Donna Micaela did not listen to him. She took up her pocket-book.

“I have here a counterfeit old coin,” she said,—“a ‘Demarata’ of nickel. I bought it to show Domenico. He is going to snort.”

“Listen, child!”

She did not answer his attempts to make amends. Now the power was hers. It would take more than that to pacify her.

“Once I opened your knapsack to look at your antiquities. The only thing there was an old grape-vine.”

She was full of sparkling gayety.

“Child, child!”

“What is it to be called? It does not seem to be investigating. Is it perhaps charity; is it perhaps atonement—”

Cavaliere Palmeri struck with his clenched fist on the table so that the glasses and plates rang.
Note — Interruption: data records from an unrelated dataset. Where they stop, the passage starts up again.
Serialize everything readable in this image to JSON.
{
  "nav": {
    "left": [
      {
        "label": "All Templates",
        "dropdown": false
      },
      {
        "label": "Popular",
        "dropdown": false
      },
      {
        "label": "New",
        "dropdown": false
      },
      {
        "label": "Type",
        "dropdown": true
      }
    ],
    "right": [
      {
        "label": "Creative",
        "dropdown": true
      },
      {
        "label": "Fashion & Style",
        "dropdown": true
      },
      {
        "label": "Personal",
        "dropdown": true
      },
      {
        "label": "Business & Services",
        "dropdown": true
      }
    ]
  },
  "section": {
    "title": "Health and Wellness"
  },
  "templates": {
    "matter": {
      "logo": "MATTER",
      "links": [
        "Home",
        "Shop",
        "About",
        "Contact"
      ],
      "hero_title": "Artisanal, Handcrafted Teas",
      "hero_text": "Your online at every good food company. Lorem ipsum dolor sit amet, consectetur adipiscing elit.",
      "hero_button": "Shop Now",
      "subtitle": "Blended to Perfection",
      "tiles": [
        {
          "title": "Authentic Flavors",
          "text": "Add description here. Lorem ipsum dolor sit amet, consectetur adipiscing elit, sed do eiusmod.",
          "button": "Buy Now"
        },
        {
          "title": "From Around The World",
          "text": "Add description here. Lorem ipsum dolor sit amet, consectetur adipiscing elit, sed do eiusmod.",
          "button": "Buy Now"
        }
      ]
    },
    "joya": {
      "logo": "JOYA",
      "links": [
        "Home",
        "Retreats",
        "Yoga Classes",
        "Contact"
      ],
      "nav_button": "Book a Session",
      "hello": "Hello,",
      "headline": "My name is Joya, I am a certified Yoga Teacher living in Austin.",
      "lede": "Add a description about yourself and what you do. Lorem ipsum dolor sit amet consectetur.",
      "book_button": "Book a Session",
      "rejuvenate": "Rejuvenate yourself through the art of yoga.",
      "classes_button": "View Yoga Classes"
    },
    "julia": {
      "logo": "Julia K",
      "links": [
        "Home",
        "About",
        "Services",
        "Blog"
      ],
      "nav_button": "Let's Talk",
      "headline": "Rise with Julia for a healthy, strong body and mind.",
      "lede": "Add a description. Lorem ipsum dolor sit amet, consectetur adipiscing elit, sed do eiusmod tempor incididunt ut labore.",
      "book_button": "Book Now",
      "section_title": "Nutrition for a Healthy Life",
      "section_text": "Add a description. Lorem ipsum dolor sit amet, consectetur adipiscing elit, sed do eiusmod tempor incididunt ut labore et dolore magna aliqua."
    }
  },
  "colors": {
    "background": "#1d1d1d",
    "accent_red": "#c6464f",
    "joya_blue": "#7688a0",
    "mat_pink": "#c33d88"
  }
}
It was unbearable. A dignified and solemn old gentleman could not endure such mockery. “As surely as you are my daughter, you must be silent now.”

“Your daughter!” she said, and her gayety was gone in an instant; “am I really your daughter?[322] The children in Gela are allowed to caress at least Domenico, but I—”

“What do you wish, Micaela, what do you want?”

They looked at one another, and their eyes simultaneously filled with tears.

“I have no one but you,” she murmured.

Cavaliere Palmeri opened his arms unconditionally to her. She rose hesitatingly; she did not know if she saw right.

“I know how it is going to be,” he said, grumblingly; “not one minute will I have to myself.”

“To find the villa?”

“Come here and kiss me, Micaela! To-night is the first time since we left Catania that you have been irresistible.”

When she threw her arms about him it was with a hoarse, wild cry which almost frightened him.